It just so happens that everything I have on my brain tonight is probably in some way potentially offensive or arguable. Isn’t it interesting how that seems to happen?
Hahahaha… anyway, the last few weeks, and the two coming up, are absolutely packed with shooting. I’ve never felt so blessed, and at the same time, completely overwhelmed. But my clients make it so easy… even when I find myself completely exhausted and not wanting to “work”, I get to location and it’s like they lift me up. I absolutely love capturing emotion in people… I love being able to trace the lines that connect a family, or lovers, or friends. It’s like tangibly recording the energy that swirls around and binds them together. It’s my pleasure to be the one that’s able to peek into love.
All of this being said, I have a bit of a rant. Before I start, I’d like to say that this is not specifically directed at any one person, or people. This is only an observation. Ok, does everyone have their “I’m not going to take this personally or get offended” pants on? Good. Here goes. So, let’s say I got a speeding ticket and had to go to court. It’s an easy case, so I decide to just represent myself. I enter my plea, maybe get a bargain cause I’m nice about it, and go about my day. Would it then be right for me to call myself a lawyer, or worse, a “professional lawyer”? Ridiculous, right? Yeah, that’s a bit what it feels like when anyone who buys a DSLR, shoots their friend’s family and then tells people they are a “photographer”. It’s just a slap in the face to those who have spent years refining and perfecting their craft, their look, their style. It floods the market with sub-standard work and makes it difficult for the industry as a whole. I hardly feel right calling myself one, but somehow I know about 50 “pro-photographers”. And most of them have stolen copies of Photoshop. Guys. You can’t steal the software that you’re using to make your money. How can you expect someone to pay for your photos if you aren’t paying for what you use to produce them? For real? A professional is someone who makes the bulk if not all of their money doing that particular thing. If you love photography, awesome!!! Email someone, ask questions, get educated on your gear and how to use it. Call yourself a hobbyist and practice. Then graduate to professional. Not the other way around. Again, if you think this is directed at you, you’re wrong. I love seeing passion in people, I’m just tired of people asking me why I won’t do a session I invest 20 hours in for $50, cause this other pro-photographer will do it for that. I’m sick of, when people ask me what I my job is, and I answer, “I’m a photographer”, them answering, “Right, but like, what else do you do?” NOTHING. I’m a photographer! It’s my job! Ok? Ok! 🙂
Here are some photos from the Whittington session this week. They have an absolutely beautiful tract of land out in Pampa, with horses and everything!! It was so fun to just be able to walk around and shoot. They are definitely a loving family, and all three kids are so well-behaved and sweet-hearted 🙂 I really enjoyed it!

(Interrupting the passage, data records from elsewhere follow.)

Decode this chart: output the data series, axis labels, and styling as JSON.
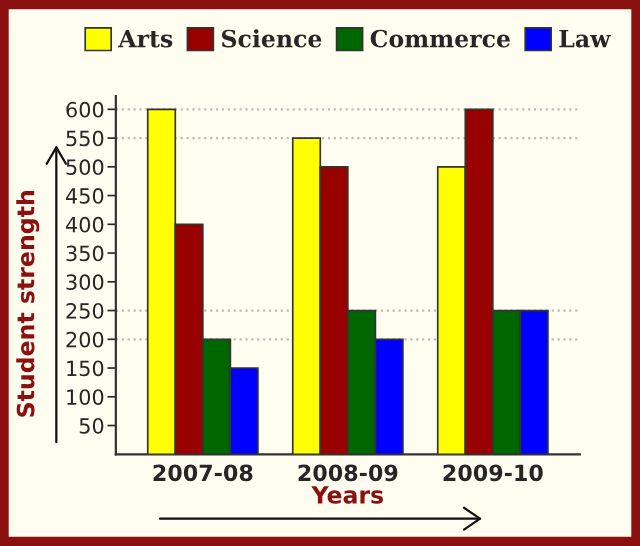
{
  "chart_data": {
    "type": "bar",
    "xlabel": "Years",
    "ylabel": "Student strength",
    "categories": [
      "2007-08",
      "2008-09",
      "2009-10"
    ],
    "series": [
      {
        "name": "Arts",
        "color": "#ffff00",
        "values": [
          600,
          550,
          500
        ]
      },
      {
        "name": "Science",
        "color": "#990000",
        "values": [
          400,
          500,
          600
        ]
      },
      {
        "name": "Commerce",
        "color": "#006600",
        "values": [
          200,
          250,
          250
        ]
      },
      {
        "name": "Law",
        "color": "#0000ff",
        "values": [
          150,
          200,
          250
        ]
      }
    ],
    "ylim": [
      0,
      623
    ],
    "yticks": [
      50,
      100,
      150,
      200,
      250,
      300,
      350,
      400,
      450,
      500,
      550,
      600
    ],
    "ref_lines": [
      {
        "axis": "y",
        "value": 600,
        "color": "#bbbbbb",
        "line_style": "dotted"
      },
      {
        "axis": "y",
        "value": 550,
        "color": "#bbbbbb",
        "line_style": "dotted"
      },
      {
        "axis": "y",
        "value": 250,
        "color": "#bbbbbb",
        "line_style": "dotted"
      },
      {
        "axis": "y",
        "value": 200,
        "color": "#bbbbbb",
        "line_style": "dotted"
      }
    ],
    "grid": false,
    "legend": "top"
  }
}
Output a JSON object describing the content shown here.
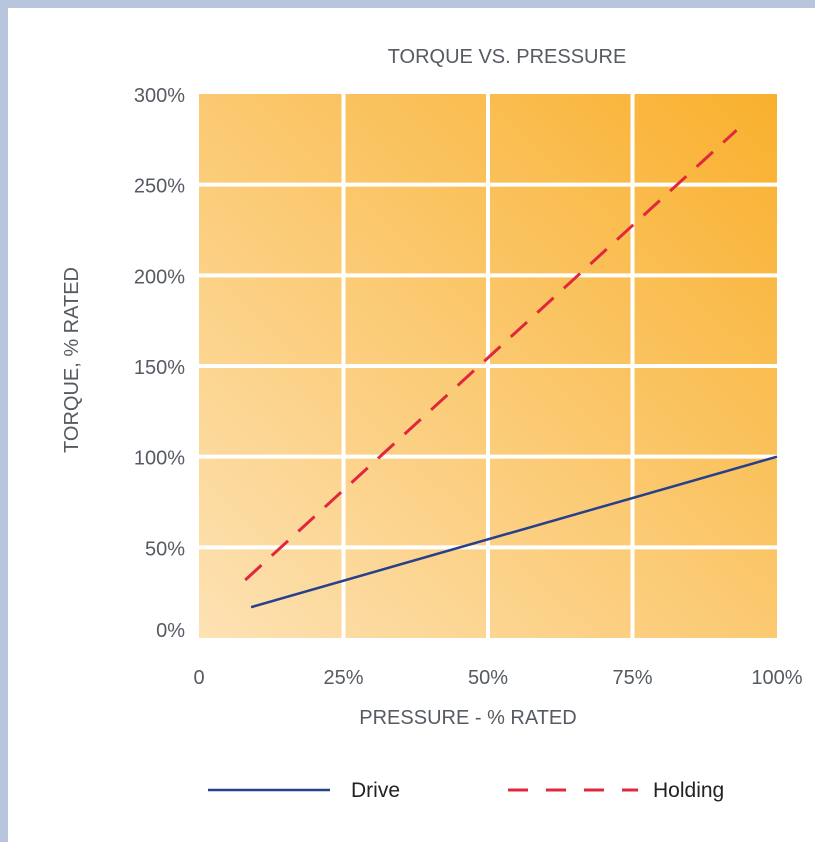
{
  "chart_data": {
    "type": "line",
    "title": "TORQUE VS. PRESSURE",
    "xlabel": "PRESSURE -  % RATED",
    "ylabel": "TORQUE, % RATED",
    "x_ticks": [
      "0",
      "25%",
      "50%",
      "75%",
      "100%"
    ],
    "y_ticks": [
      "0%",
      "50%",
      "100%",
      "150%",
      "200%",
      "250%",
      "300%"
    ],
    "xlim": [
      0,
      100
    ],
    "ylim": [
      0,
      300
    ],
    "grid": true,
    "legend_position": "bottom",
    "series": [
      {
        "name": "Drive",
        "style": "solid",
        "color": "#27408b",
        "x": [
          9,
          100
        ],
        "y": [
          17,
          100
        ]
      },
      {
        "name": "Holding",
        "style": "dashed",
        "color": "#e0283c",
        "x": [
          8,
          93
        ],
        "y": [
          32,
          280
        ]
      }
    ]
  },
  "colors": {
    "plot_bg_light": "#fde2b4",
    "plot_bg_dark": "#f9b02d",
    "grid": "#ffffff",
    "text": "#555a63",
    "frame_bg": "#b7c6dd"
  }
}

And onto the second thing running around my brain this evening…..
It’s important to me that people know that I am in love with and am only sustained by Jesus. I believe that He saved me and I know it whole-heartedly. I’m just a little weary of where I stand on religion. Church. I heard in a sermon that the pastor was encouraging the congregation to, while out at dinner, chose a random table and pay for their meal. I LOVE this. I think that rules so much. And of course, this applies to coffee or anything else. Just random acts of kindness to make someone’s day better. I back that so hard. What bothers me is what came next. The church had cards printed up with times of service, so after you do something to lift someone up, you give them this card. I just don’t know how I feel about that. It’s my belief that Love will speak for itself. I also don’t think that loving people, or doing something nice for them, with a motive (Come to church! See things our way!) is really love at all. And you know, if it were me, I’d almost feel obligated then to show up or repay this “debt”. I have this friend, and he is the best example I’ve ever seen of genuinely loving people with no motive. I just think he does it the right way. He listens to people, he loves them, relates to them, and then when asked why he shines so bright, then he explains how Jesus changed him. It’s so easy for people to hear what he’s saying because they know he actually cares, it’s not just words to try to make them be like him. Anyway, I’m not saying I disagree with the card thing, I’m just not sure of it. I understand the principle, but I think I’d rather just be kind to people and let Love do the talking.
Just a few more weeks now, a few more weeks and then I’m running far, far away. I’ve had opportunities this month that I never imagined would be real, and I’ve loved every second of it. Now it’s time to go so far away that I’m out of the reach of anything that doesn’t lift me up. Retreat, regroup. Come back stronger.
“I’m all fire, Love, and I don’t want water, I want oxygen.”